HR1686-119

Introduced

To prohibit the continuing availability of any portion of a Federal payment to the District of Columbia for a program of District of Columbia resident tuition support for a fiscal year which remains unobligated as of the end of the fiscal year, and for other purposes.

119th Congress Introduced Feb 27, 2025

Analysis under review: This bill has generated analysis that may be too generic or incomplete. Clause-level evidence remains available below.

Summary

What This Bill Does

This bill, To prohibit the continuing availability of any portion of a Federal payment to the District of Columbia for a program of District of Columbia resident tuition support for a fiscal year which remains unobligated as of the end of the fiscal year, and for other purposes., changes federal law or congressional policy affecting schools, students, and education providers. The main policy domain is Education, Finance, Transportation.

Who Benefits and How

schools, students, and education providers may benefit from new authority, funding, eligibility, regulatory clarity, or reduced risk created by the bill.

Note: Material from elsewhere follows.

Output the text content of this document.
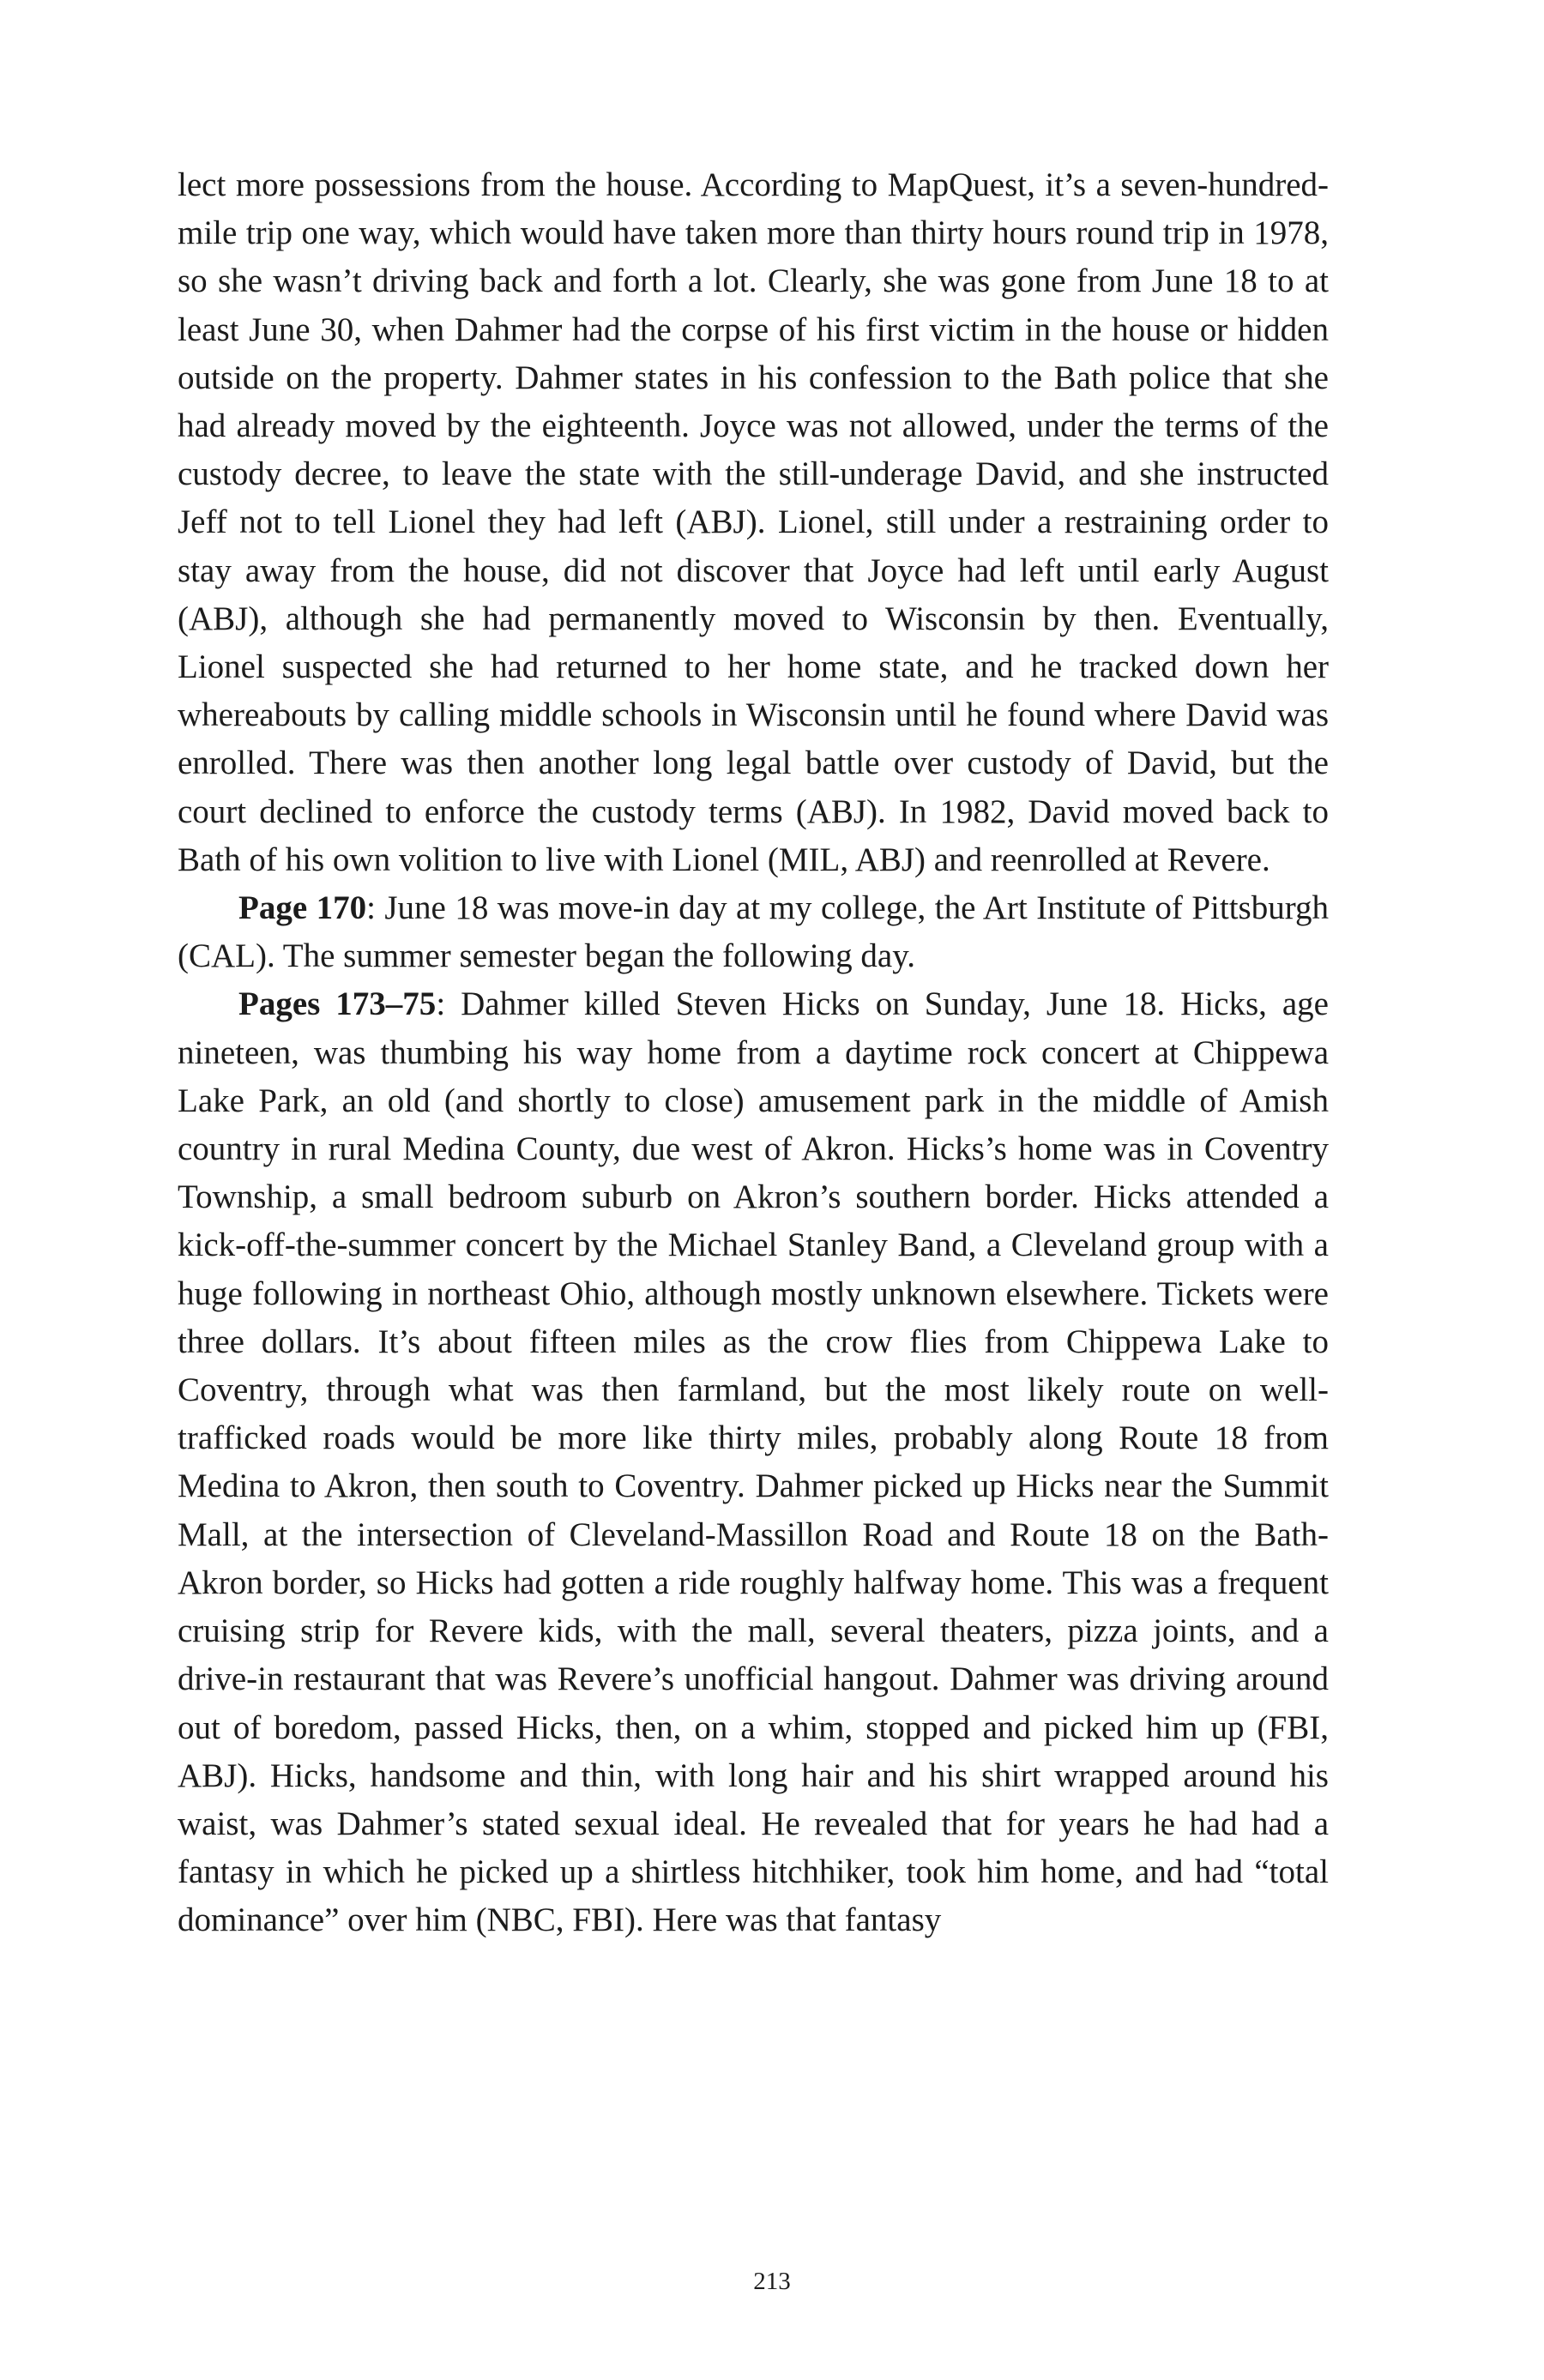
lect more possessions from the house. According to MapQuest, it’s a seven-hundred-mile trip one way, which would have taken more than thirty hours round trip in 1978, so she wasn’t driving back and forth a lot. Clearly, she was gone from June 18 to at least June 30, when Dahmer had the corpse of his first victim in the house or hidden outside on the property. Dahmer states in his confession to the Bath police that she had already moved by the eighteenth. Joyce was not allowed, under the terms of the custody decree, to leave the state with the still-underage David, and she instructed Jeff not to tell Lionel they had left (ABJ). Lionel, still under a restraining order to stay away from the house, did not discover that Joyce had left until early August (ABJ), although she had permanently moved to Wisconsin by then. Eventually, Lionel suspected she had returned to her home state, and he tracked down her whereabouts by calling middle schools in Wisconsin until he found where David was enrolled. There was then another long legal battle over custody of David, but the court declined to enforce the custody terms (ABJ). In 1982, David moved back to Bath of his own volition to live with Lionel (MIL, ABJ) and reenrolled at Revere.

Page 170: June 18 was move-in day at my college, the Art Institute of Pittsburgh (CAL). The summer semester began the following day.

Pages 173–75: Dahmer killed Steven Hicks on Sunday, June 18. Hicks, age nineteen, was thumbing his way home from a daytime rock concert at Chippewa Lake Park, an old (and shortly to close) amusement park in the middle of Amish country in rural Medina County, due west of Akron. Hicks’s home was in Coventry Township, a small bedroom suburb on Akron’s southern border. Hicks attended a kick-off-the-summer concert by the Michael Stanley Band, a Cleveland group with a huge following in northeast Ohio, although mostly unknown elsewhere. Tickets were three dollars. It’s about fifteen miles as the crow flies from Chippewa Lake to Coventry, through what was then farmland, but the most likely route on well-trafficked roads would be more like thirty miles, probably along Route 18 from Medina to Akron, then south to Coventry. Dahmer picked up Hicks near the Summit Mall, at the intersection of Cleveland-Massillon Road and Route 18 on the Bath-Akron border, so Hicks had gotten a ride roughly halfway home. This was a frequent cruising strip for Revere kids, with the mall, several theaters, pizza joints, and a drive-in restaurant that was Revere’s unofficial hangout. Dahmer was driving around out of boredom, passed Hicks, then, on a whim, stopped and picked him up (FBI, ABJ). Hicks, handsome and thin, with long hair and his shirt wrapped around his waist, was Dahmer’s stated sexual ideal. He revealed that for years he had had a fantasy in which he picked up a shirtless hitchhiker, took him home, and had “total dominance” over him (NBC, FBI). Here was that fantasy

213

Who Bears the Burden and How

federal implementing agencies, schools, students, and education providers may take on implementation duties, reporting obligations, compliance costs, or oversight responsibilities.

Key Provisions

  • Section H8FED506A134A49798539B65ADF3C60AA: 1. Short title This Act may be cited as the No More D.C. Waste Act.
  • Section HE00ADFCA4AAF42EA8FE5700CBDD8BEFF: 2. Prohibition on continuing availability of unobligated funds appropriated for District of Columbia resident tuition support Any portion of a Federal payment...
  • Section H75F059F231204A328B4198F996D546B2: 3. Annual report on use of payments Not later than 60 days after the end of each fiscal year for which a Federal payment is made to the District of Columbia...

Evidence Chain:

This summary is generated from the full bill text using AI analysis. Expand "Detailed Analysis" below for identified beneficiaries/burden bearers with clause-level evidence links.

At a Glance

What This Bill Does

This bill, To prohibit the continuing availability of any portion of a Federal payment to the District of Columbia for a program of District of Columbia resident tuition support for a fiscal year which remains unobligated as of the end of the fiscal year, and for other purposes., changes federal law or congressional policy affecting schools, students, and education providers.

Key Policy Areas

Education, Finance, Transportation

Primary Purpose

This bill, To prohibit the continuing availability of any portion of a Federal payment to the District of Columbia for a program of District of Columbia resident tuition support for a fiscal year which remains unobligated as of the end of the fiscal year, and for other purposes., changes federal law or congressional policy affecting schools, students, and education providers.

Policy Domains

Education Finance Transportation

Whole bill

Identified Gains
  • schools, students, and education providers
Model: codex-gpt-5 | Version: bill_summary_v2 | Source: ih
schools, students, and education providers: ,
Identified Costs
  • federal implementing agencies
  • schools, students, and education providers
Model: codex-gpt-5 | Version: bill_summary_v2 | Source: ih
federal implementing agencies: ,
schools, students, and education providers: ,

Legislative Progress

Introduced
Introduced Committee Passed
Feb 27, 2025

Mr. Flood (for himself and Mr. Timmons) introduced the following …

Impact analysis is available but no clear stakeholder effects identified. View clause-level analysis →

Bill Structure & Actor Mappings

Who is "The Secretary" in each section?

Domains
Education Finance Transportation
Actor Mappings
"federal_implementing_agencies"
→ Federal agencies assigned duties by the bill

We use a combination of our own taxonomy and classification in addition to large language models to assess meaning and potential beneficiaries. High confidence means strong textual evidence. Always verify with the original bill text.